Bluestream Laboratories specialises in analysing biopharmaceuticals, including proteins and antibodies glycosylated at multiple sites. The vast majority are N-glycosylations. Predicting where these will occur is relatively straightforward. The question is whether the site is actually occupied by a glycan. Serine and threonine glycosylations, which occur on oxygen, are more difficult to predict.
Even within a well-defined biological product, one sees significant heterogeneity in the glycome of a protein drug, not only from glycosylation site to site, but also among identical locations. Glycan analysis takes a few days for a well-characterised antibody to several weeks for a new molecule or fusion protein.
Sponsors of new protein drugs should learn all they can about glycosylation as early in development as possible, since regulators will be interested in glycan type, degree, location, and degree of sialylation. Glycosylation often controls a molecule’s activity, immunogenicity, and, in the case of sialic acid, its pharmacokinetics. Because a range of process conditions affect glycosylation, regulators look to patterns as an indicator of batch-to-batch consistency. It’s virtually impossible to make a protein with the same glycosylation patterns in two different processes. Even cell culture conditions can change them. One striking example is pure red cell aplasia, a rare, serious immune reaction to erythropoietin believed to arise from reactions to ‘unfriendly’ glycosylation and/or sialylation patterns.
Most experts agree that the impact of process on PTMs, and the potential of modifications to affect efficacy and safety, demands precisely the level of scrutiny that biosimilars are experiencing today from US regulators. There are simply too many unknowns to act otherwise.

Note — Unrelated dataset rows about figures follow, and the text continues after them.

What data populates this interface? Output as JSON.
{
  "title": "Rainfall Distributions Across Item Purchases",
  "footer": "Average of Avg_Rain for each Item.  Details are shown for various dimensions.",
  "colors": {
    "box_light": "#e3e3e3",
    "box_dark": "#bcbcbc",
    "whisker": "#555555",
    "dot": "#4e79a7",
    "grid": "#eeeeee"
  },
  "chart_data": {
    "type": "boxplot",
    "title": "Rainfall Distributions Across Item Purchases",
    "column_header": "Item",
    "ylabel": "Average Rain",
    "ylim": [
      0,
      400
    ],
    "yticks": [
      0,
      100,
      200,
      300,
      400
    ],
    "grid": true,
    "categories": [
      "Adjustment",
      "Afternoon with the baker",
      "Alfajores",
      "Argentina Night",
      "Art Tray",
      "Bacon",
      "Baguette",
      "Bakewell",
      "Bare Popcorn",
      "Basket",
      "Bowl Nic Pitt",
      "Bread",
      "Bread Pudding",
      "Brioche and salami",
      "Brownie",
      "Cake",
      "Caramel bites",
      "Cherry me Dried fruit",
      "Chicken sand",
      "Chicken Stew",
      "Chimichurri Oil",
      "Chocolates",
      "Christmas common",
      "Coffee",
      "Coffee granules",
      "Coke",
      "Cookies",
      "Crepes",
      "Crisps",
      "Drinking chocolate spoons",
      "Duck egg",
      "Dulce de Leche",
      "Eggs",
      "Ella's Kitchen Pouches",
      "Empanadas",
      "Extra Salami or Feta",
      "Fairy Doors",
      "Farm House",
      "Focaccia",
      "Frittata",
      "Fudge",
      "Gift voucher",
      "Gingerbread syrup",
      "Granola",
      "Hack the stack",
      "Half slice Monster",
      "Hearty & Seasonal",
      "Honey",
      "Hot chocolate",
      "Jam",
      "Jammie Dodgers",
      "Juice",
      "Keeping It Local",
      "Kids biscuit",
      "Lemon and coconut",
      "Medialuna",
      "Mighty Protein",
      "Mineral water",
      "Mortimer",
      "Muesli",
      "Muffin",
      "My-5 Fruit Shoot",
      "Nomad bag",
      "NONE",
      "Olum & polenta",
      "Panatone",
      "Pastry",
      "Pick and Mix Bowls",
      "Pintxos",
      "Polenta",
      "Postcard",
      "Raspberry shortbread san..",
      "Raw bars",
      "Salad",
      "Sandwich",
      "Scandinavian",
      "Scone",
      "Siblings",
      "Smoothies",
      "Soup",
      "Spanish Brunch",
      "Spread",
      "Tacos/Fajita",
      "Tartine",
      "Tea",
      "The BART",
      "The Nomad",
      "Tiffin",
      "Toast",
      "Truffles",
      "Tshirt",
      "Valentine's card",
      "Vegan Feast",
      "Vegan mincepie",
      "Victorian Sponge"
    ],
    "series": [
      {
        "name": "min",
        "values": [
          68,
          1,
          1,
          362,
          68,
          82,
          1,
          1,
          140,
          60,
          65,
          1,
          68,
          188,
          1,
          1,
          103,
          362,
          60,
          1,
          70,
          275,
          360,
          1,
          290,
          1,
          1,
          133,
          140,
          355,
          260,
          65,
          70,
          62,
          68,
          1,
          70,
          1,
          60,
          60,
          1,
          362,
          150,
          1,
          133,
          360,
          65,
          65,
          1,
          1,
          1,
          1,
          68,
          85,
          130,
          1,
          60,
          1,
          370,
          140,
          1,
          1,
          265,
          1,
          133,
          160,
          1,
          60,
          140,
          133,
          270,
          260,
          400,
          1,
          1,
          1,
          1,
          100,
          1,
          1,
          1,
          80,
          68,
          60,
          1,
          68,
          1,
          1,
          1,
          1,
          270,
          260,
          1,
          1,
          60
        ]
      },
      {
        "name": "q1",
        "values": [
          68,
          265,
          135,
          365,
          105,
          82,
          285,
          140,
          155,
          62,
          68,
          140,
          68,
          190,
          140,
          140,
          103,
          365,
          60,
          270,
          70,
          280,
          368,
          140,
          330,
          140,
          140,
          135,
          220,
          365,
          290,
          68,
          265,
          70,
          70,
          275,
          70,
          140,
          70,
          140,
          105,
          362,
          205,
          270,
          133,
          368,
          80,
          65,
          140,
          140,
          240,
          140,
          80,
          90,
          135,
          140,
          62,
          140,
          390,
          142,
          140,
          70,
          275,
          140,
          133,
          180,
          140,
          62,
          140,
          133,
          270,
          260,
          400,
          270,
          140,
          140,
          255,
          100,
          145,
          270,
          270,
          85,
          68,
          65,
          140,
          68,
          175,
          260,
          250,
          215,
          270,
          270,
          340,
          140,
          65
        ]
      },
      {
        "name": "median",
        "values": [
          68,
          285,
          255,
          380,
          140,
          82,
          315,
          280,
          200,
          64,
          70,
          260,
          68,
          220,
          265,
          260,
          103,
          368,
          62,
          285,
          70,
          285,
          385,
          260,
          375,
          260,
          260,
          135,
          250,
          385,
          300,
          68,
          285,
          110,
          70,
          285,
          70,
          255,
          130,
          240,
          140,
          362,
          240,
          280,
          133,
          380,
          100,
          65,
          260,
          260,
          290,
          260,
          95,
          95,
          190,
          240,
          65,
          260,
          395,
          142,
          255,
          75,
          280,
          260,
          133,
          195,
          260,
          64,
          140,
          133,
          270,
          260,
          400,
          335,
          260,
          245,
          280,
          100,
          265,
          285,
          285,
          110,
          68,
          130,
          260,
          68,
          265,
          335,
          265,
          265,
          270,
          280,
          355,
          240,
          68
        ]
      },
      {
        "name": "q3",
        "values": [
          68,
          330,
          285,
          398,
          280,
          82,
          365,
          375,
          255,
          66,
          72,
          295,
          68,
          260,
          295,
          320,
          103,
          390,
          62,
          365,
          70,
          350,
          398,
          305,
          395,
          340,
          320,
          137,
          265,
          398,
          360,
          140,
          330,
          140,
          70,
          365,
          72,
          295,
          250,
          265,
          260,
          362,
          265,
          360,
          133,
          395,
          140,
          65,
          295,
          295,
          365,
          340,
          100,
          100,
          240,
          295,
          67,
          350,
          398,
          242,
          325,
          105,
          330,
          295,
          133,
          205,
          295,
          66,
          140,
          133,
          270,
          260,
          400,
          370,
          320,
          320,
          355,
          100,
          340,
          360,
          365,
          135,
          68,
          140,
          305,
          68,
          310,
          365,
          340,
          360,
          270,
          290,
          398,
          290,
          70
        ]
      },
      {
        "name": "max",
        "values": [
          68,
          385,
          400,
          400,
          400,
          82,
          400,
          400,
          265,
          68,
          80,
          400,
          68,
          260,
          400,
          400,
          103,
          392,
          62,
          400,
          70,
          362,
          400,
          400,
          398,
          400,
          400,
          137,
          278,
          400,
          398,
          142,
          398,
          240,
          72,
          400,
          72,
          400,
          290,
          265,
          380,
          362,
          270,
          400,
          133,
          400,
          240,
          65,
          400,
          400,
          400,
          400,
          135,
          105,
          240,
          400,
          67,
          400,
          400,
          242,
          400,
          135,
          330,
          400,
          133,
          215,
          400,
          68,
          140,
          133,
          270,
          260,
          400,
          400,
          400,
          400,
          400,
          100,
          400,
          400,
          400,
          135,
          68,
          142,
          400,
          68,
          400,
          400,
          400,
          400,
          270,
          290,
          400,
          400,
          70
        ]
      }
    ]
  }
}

Diligent oversight will eventually lead to a regulatory pathway for biosimilars that considers products on a case-by-case basis.
Demonstrating what the differences are, quantifying them, and correlating them to clinical (safety or efficacy) outcomes will help the approval process. Developers need to show which PTM differences are trivial before arguing which clinical development steps can safely be skipped. It’s almost certain that any shortcuts will need to be justified empirically, in animal models and human subjects. Presumably, for certain products, some early human testing might be avoided, and perhaps some of the late-stage testing as well, but nobody will be able to predict, because nobody knows for sure.